On a vécu de bien belles Nuits qui, sur la fin, ont carrément flirté avec le sublime. On en veut pour preuve ce concert absolument époustouflant de Philippe (comment tu t'appelles?) Katerine au Cirque Royal samedi. Une soirée qui avait débuté pour nous dans une Rotonde, désormais garnie d'un squelette d'on ne sait quel dinosaure sous sa coupole. S'y déroulait une soirée presque exclusivement italienne, organisée en collaboration avec le festival Arezzo Wave. Entre les excellents Wrongtoyou (délicat à la Bon Iver) et Joycut (on n'a pas vu, mais on nous a dit le plus grand bien de leur postrock), nos compatriotes d'Italian Boyfriend se sont tapés l'incruste. En live, l'arrivée de Tim (même s'il jouait avec une jambe dans le plâtre) à la batterie apporte un plus incontestable. On a donc désormais la moitié de BRNS dans le groupe, mais ça n'a pourtant strictement rien à voir. C'est délicieusement nonchalant et maladroit. Pour coller au thème de la soirée, ils se sont même permis une reprise de Rafaella Carra, chantée par Sarah. Et César, une fois sorti de Katerine1.jpgscène, de sortir son copion griffonné en italien "Google translate" pour tenter de convaincre les autres de faire jouer son groupe en Italie.

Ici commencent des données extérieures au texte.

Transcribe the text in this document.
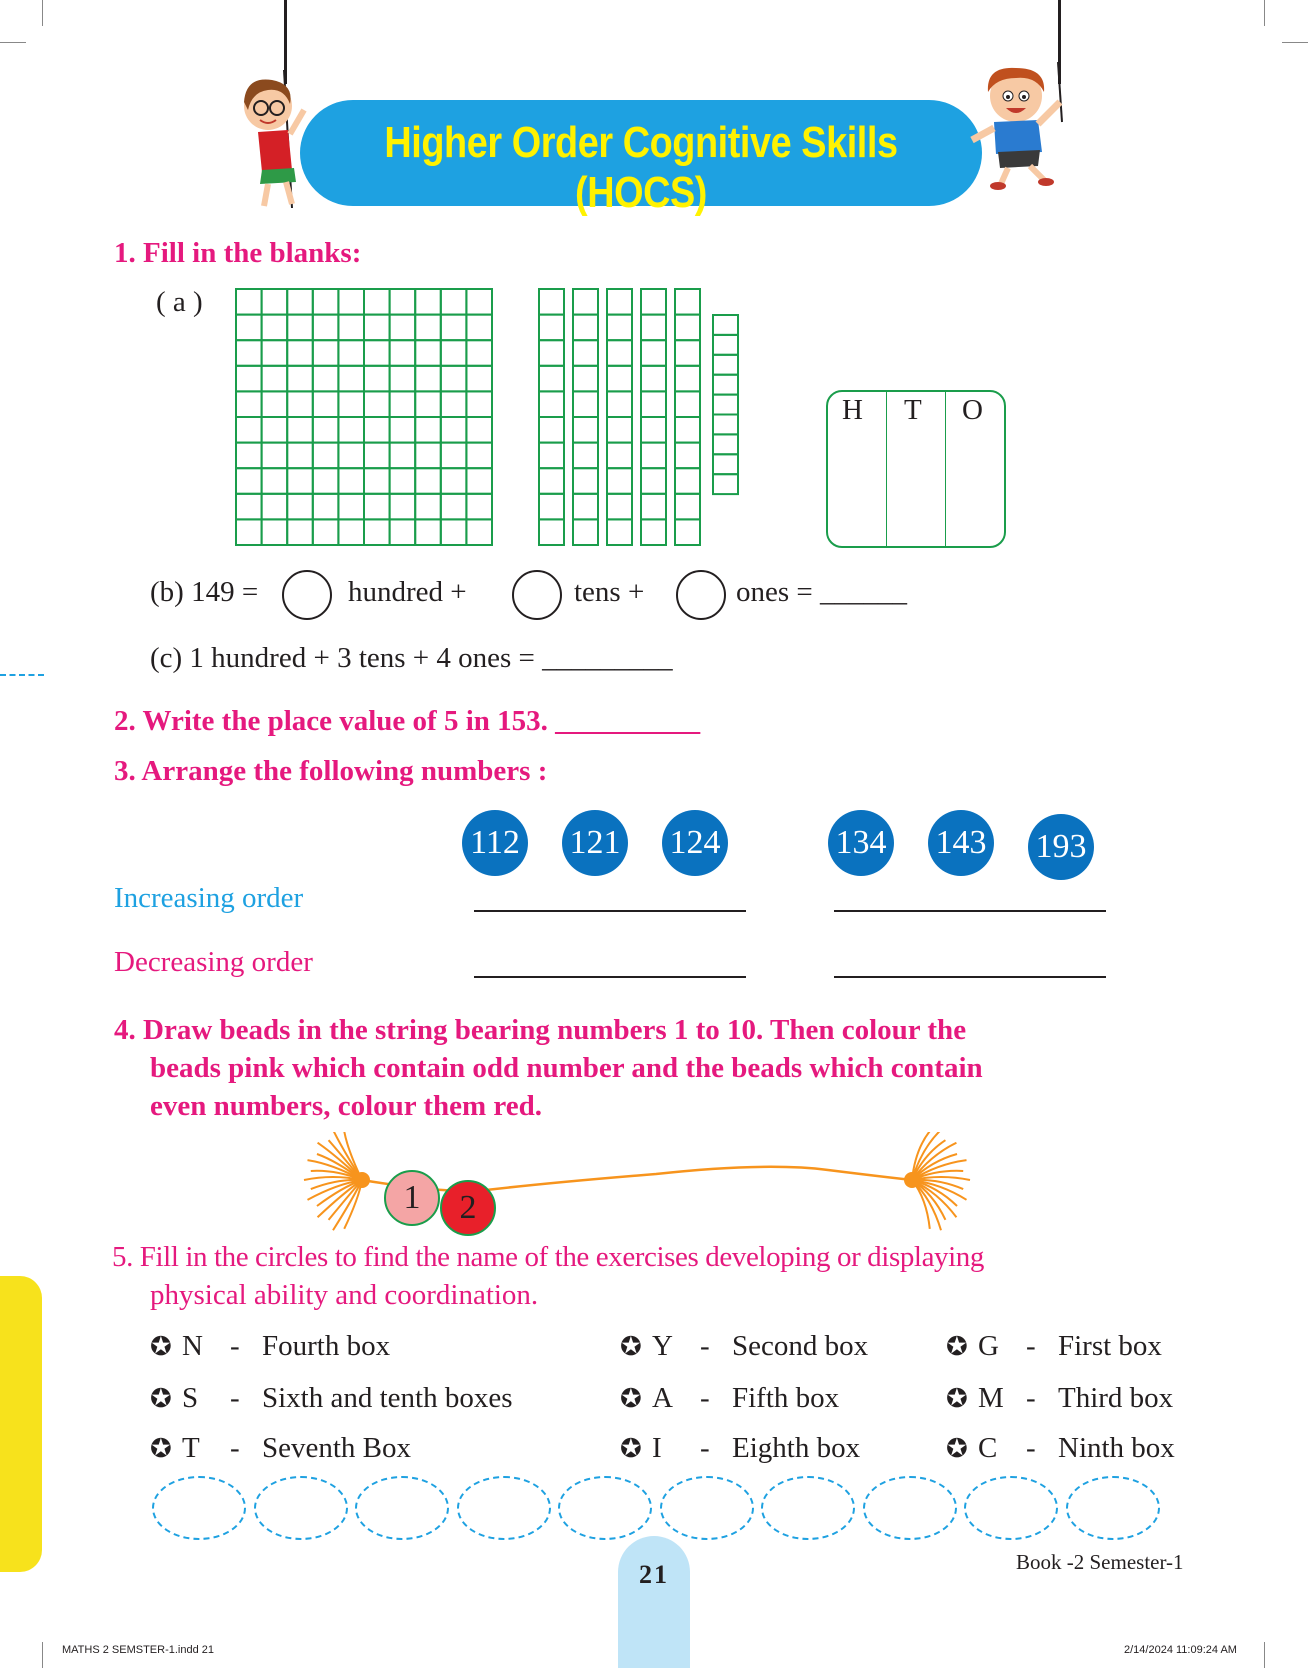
Higher Order Cognitive Skills (HOCS)
1. Fill in the blanks:
( a )
H T O
(b) 149 =	hundred +	tens +	ones = ______
(c) 1 hundred + 3 tens + 4 ones = _________
2. Write the place value of 5 in 153. __________
3. Arrange the following numbers :
112 121 124	134 143 193
Increasing order
Decreasing order
4. Draw beads in the string bearing numbers 1 to 10. Then colour the
beads pink which contain odd number and the beads which contain
even numbers, colour them red.
1 2
5. Fill in the circles to find the name of the exercises developing or displaying
physical ability and coordination.
✪ N - Fourth box	✪ Y - Second box	✪ G - First box
✪ S - Sixth and tenth boxes	✪ A - Fifth box	✪ M - Third box
✪ T - Seventh Box	✪ I - Eighth box	✪ C - Ninth box
21	Book -2 Semester-1
MATHS 2 SEMSTER-1.indd 21	2/14/2024 11:09:24 AM
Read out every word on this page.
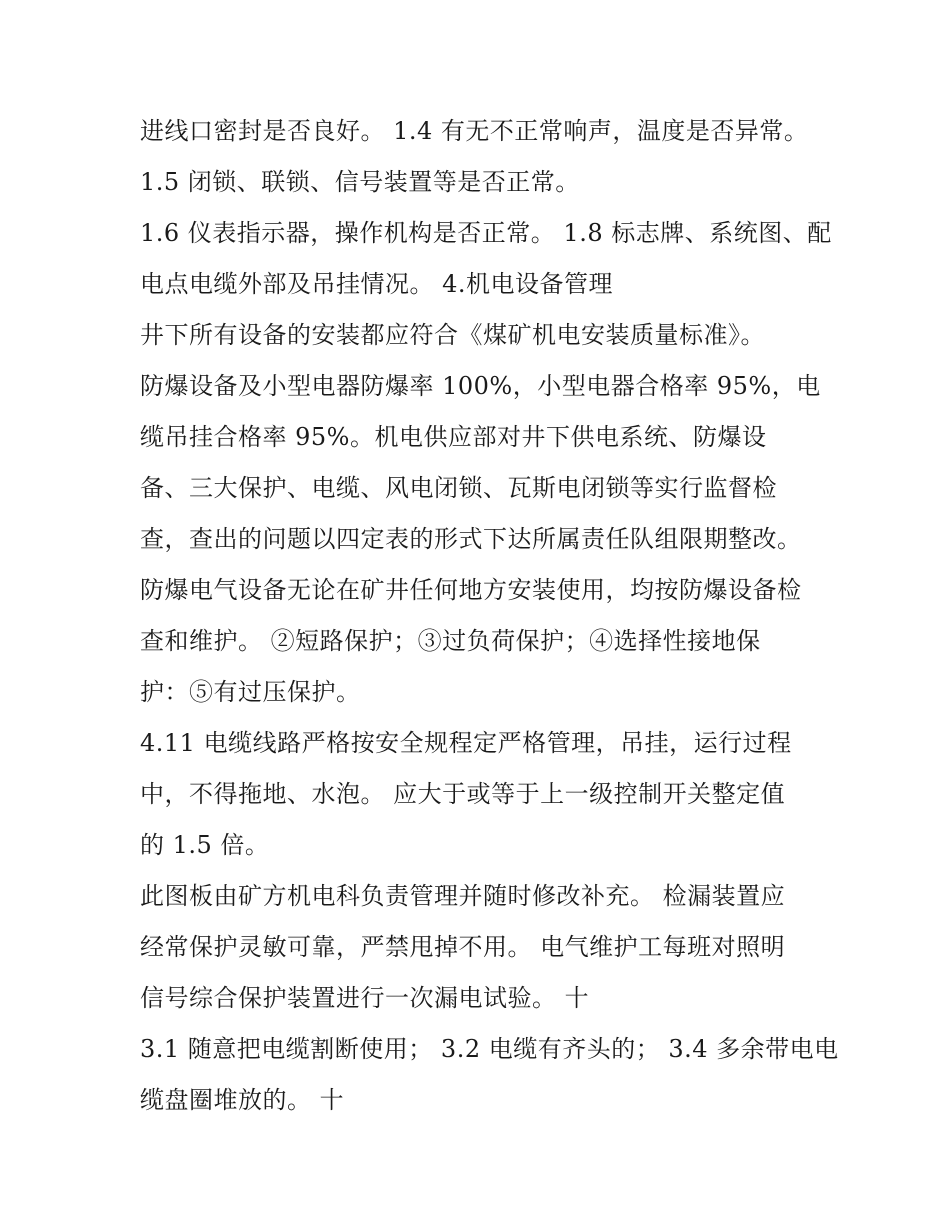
进线口密封是否良好。 1.4 有无不正常响声，温度是否异常。
1.5 闭锁、联锁、信号装置等是否正常。
1.6 仪表指示器，操作机构是否正常。 1.8 标志牌、系统图、配
电点电缆外部及吊挂情况。 4.机电设备管理
井下所有设备的安装都应符合《煤矿机电安装质量标准》。
防爆设备及小型电器防爆率 100%，小型电器合格率 95%，电
缆吊挂合格率 95%。机电供应部对井下供电系统、防爆设
备、三大保护、电缆、风电闭锁、瓦斯电闭锁等实行监督检
查，查出的问题以四定表的形式下达所属责任队组限期整改。
防爆电气设备无论在矿井任何地方安装使用，均按防爆设备检
查和维护。 ②短路保护；③过负荷保护；④选择性接地保
护：⑤有过压保护。
4.11 电缆线路严格按安全规程定严格管理，吊挂，运行过程
中，不得拖地、水泡。 应大于或等于上一级控制开关整定值
的 1.5 倍。
此图板由矿方机电科负责管理并随时修改补充。 检漏装置应
经常保护灵敏可靠，严禁甩掉不用。 电气维护工每班对照明
信号综合保护装置进行一次漏电试验。 十
3.1 随意把电缆割断使用； 3.2 电缆有齐头的； 3.4 多余带电电
缆盘圈堆放的。 十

Entretemps, nous avions pris en quatrième vitesse la direction du Cirque Royal, où Blondy Brownie et Alex Beaupain venaient de finir leur set. Nous voilà tip top sur place pour les premières notes de "La Reine d'Angleterre". On le craignait un peu ce concert "intimiste" de Katerine dans ce grand Cirque. Comment allait-il tenir le coup sans pouvoir faire le guignol, en slip, avec ses danseuses? Mais les craintes ont été très vite dissipées, et pas un peu. Nous avons carrément assisté au meilleur concert de ces Nuits. Katerine n'a fait que confirmer, grandeur nature, l'excellente impression qu'il avait laissée il y a quelques semaines lors de son showcase dans les bureaux de Pias. Accompagné de sa pianiste classique et habillé comme un Peter Pan sous LSD, il a tout simplement été sublime. Pendant 1h30, on a navigué entre le concert émouvant (comme quand il rend hommage à son père, récemment décédé) et le standup hilarant. On a évidemment eu une bonne partie du dernier album, mais aussi des classiques revisités comme "Louxor" ou "La Banane". Du très grand art.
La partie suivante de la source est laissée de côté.